Проморгаешь небо голубое,
если будешь слишком много знать...
Доверяй внезапной странности,
и появится тогда
из нечаянной туманности
несказанная звезда.
Умение «доверять внезапной странности» - свойство поэта Кирилла Ковальджи, чем, конечно, объясняется его творческое долголетие (под творчеством я понимаю и саму жизнь, жизнь-как-творчество), ведь об этом поэт и говорит: на старом дереве листва так же молода, как и на соседнем, молодом, и, следовательно, у любящих «под солнцем равные права». И просит любить - сейчас, а не задним числом, беречь любимых, близких, пока их «не откомандировали за облака», пока «не прописали на вечной вилле», пока они не стали «воспоминаньем, любить которое легко».
Двадцатичетырёхлетний Шелли видел своё предназначение в том, чтобы «бояться лишь себя и всех людей любить» (изведав низость людскую, он, однако, полностью не излечился от этой потребности); минуло двести лет, эпоха романтизма позади, а потребность любить людей, оказывается, не стареет, - именно отдельных людей, а не человечество. («Я ненавижу человечество, Я от него бегу, спеша», - восклицал самовлюблённый Бальмонт. А за что, спрашивается, любить человечество? Вспомним Пушкина: «Свободы сеятель пустынный...») Ковальджи не выражает нелюбви к человечеству, он выражает нелюбовь к социуму, к так называемой цивилизации. Ещё бы - любить «мир, прогрессом разъятый на части», порождающий общество потребителей масскульта, шоу-бизнес вместо культуры, «проект» взамен искусства! И - шире - стремящийся превратить личность в некое средство: узкий «спрос на души, на туши, на уши, спрос на руки, на мозг, на язык», даже на совесть и бессовестность:
Дураки, нас всю жизнь лихорадит
от идей, должностей и властей,
в маскараде живём, в зоосаде
не с людьми, а с частями людей.
Вот пример «ухода в социум»: поезд застрял на какой-то станции; пассажир опаздывает на заседание, на выступление, и «глядит, как пришелец, землянин через стекло двойное» на «другое измерение» - поляну, берёзы, пни и зеркальные лужи...

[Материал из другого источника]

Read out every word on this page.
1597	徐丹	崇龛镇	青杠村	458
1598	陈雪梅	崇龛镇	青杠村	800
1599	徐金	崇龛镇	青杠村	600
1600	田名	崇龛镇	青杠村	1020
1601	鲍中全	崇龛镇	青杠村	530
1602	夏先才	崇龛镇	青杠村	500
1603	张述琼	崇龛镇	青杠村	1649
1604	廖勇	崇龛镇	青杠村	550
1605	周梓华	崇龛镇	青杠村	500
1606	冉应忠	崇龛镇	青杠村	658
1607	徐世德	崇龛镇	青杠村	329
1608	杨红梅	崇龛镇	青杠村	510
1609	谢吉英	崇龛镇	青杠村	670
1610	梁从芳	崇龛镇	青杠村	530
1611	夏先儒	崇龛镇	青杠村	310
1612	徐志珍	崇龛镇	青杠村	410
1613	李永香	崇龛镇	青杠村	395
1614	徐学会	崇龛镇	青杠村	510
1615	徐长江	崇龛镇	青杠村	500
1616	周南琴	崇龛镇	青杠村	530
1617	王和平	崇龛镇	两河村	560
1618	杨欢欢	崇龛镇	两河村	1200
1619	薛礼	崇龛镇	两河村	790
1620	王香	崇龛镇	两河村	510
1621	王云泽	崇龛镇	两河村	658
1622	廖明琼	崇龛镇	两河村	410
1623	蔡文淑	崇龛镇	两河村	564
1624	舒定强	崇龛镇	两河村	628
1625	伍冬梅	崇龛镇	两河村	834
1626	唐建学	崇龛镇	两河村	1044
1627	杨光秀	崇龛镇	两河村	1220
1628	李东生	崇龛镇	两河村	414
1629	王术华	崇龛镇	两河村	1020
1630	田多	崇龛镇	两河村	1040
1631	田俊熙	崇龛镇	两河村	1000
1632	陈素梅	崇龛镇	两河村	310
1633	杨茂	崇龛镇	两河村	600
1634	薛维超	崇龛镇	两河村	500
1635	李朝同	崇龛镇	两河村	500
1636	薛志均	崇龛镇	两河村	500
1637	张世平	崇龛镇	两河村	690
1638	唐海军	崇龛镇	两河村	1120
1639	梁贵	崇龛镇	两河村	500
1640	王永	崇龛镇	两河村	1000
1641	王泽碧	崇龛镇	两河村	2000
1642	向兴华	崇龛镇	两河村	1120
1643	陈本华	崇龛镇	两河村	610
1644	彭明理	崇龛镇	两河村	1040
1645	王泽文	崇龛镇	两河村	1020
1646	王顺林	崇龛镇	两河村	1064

Кириллу Ковальджи любезен человек, не слившийся с государственной долж¬ностью, не вместившийся в свою службу («не правил я ищу - людей!»), ему мила не роль, а отсебятина (здесь он замечательно перекликается с испанцем Хуаном Рамоном Хименесом: «Если тебе дадут линованную бумагу - пиши поперёк»). Кредо Ковальджи я определил бы, используя одну из его строк: «быть как все - и не как все».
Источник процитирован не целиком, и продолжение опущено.